As we previously reported, Lib Dem MP David Howarth tabled a private members bill in the Commons last Friday which would have ended the Prime Minister’s right to call a general election at a time of their choosing (ie, when they find themselves ahead in the polls, and/or when they can catch opposition parties on the hop).
You can read David’s speech as recorded by Hansard by clicking here; here’s an extract to whet your appetite:
It is difficult to believe that last year the whole political and media establishment of this country spent more than two months doing little else but speculating about whether there would be a general election and when it would occur. By the end of it, people had become experts in the most extraordinarily arcane subjects, such as the likelihood of rain on particular Thursdays in November, the hours of daylight in that month, or the details of precisely when the electoral registers were compiled. In the end, the only way one could have guessed that the Prime Minister was going to bottle out, as the inelegant phrase of the time had it, was if one understood that if he were to go to the palace at the time that he was rumoured to be doing so, there would not be enough time to turn off all the Members’ computers in the Palace of Westminster. We therefore knew at that point that there was not going to be a general election. The political system was reduced to a sort of guessing game. That seems to be a bizarre way to run a country.
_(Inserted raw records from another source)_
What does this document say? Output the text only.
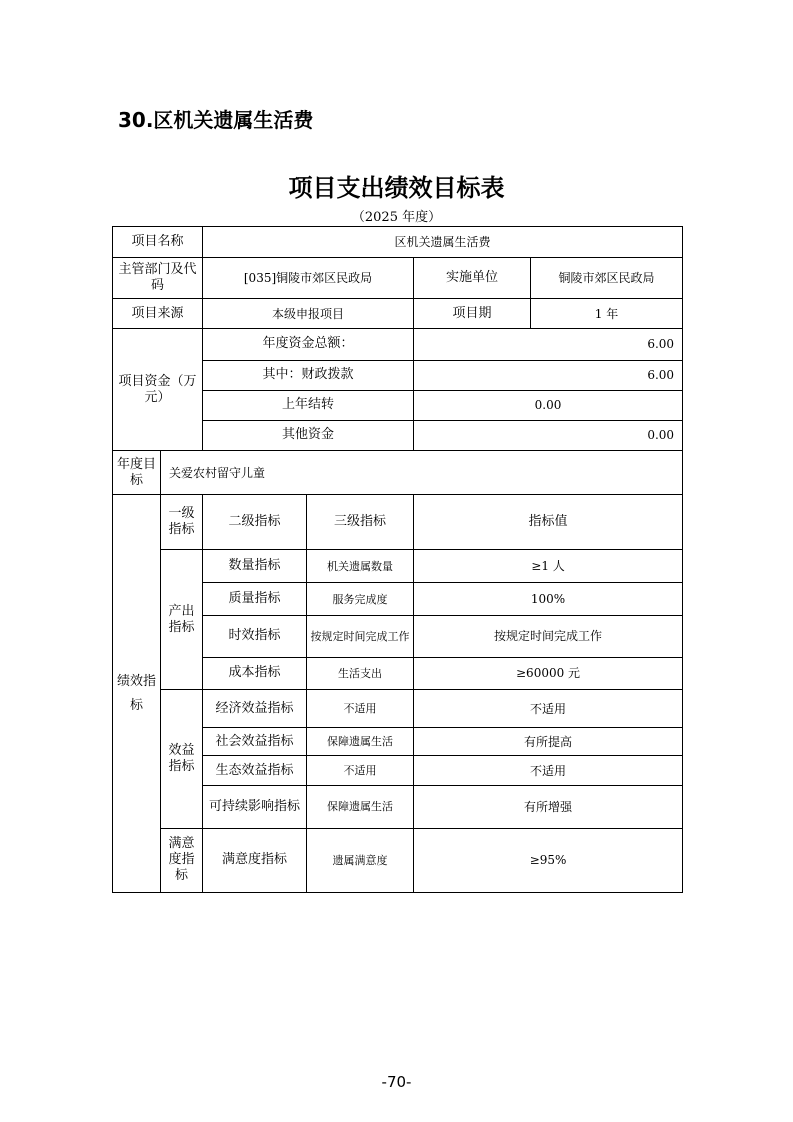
30.区机关遗属生活费
项目支出绩效目标表
（2025 年度）
项目名称		区机关遗属生活费			
主管部门及代码		[035]铜陵市郊区民政局		实施单位	铜陵市郊区民政局
项目来源		本级申报项目		项目期	1 年
项目资金（万元）		年度资金总额：		6.00	
		其中：财政拨款		6.00	
		上年结转		0.00	
		其他资金		0.00	
年度目标	关爱农村留守儿童				
绩效指标	一级指标	二级指标	三级指标	指标值	
	产出指标	数量指标	机关遗属数量	≥1 人	
		质量指标	服务完成度	100%	
		时效指标	按规定时间完成工作	按规定时间完成工作	
		成本指标	生活支出	≥60000 元	
	效益指标	经济效益指标	不适用	不适用	
		社会效益指标	保障遗属生活	有所提高	
		生态效益指标	不适用	不适用	
		可持续影响指标	保障遗属生活	有所增强	
	满意度指标	满意度指标	遗属满意度	≥95%	
-70-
However, we forgot to update you on the – sadly, all too predictable – status quo response of Labour and the Tories. Here’s The Guardian report:
The justice minister Bridget Prentice said the government did not support David Howarth’s private member’s bill which ran out of time before it was given a second reading. … She was still speaking when time for the debate ran out at 2.30pm, with the result that MPs did not get the chance to vote. … Eleanor Laing, for Tories, said she was “not enormously enthusiastic” about the bill but the issue needed debate.
Don’t hold your breaths.
One Comment
What alarmed me (and I think it’s a recognisable theme we could possibly run with) was the government response that went something like “We’re already looking at how we can make changes to REFLECT BRITAIN’S CHANGING DEMOCRACY” or something like that.
Now, correct me if I’m wrong, but isn’t it the government’s job to LEAD, not just “Reflect” the country? If they thought this is the right thing to do, they should do it – not hang around to see if it happens of its own accord.
Yet more evidence that Labour is just as conservative and wedded to the status quo as the Tories.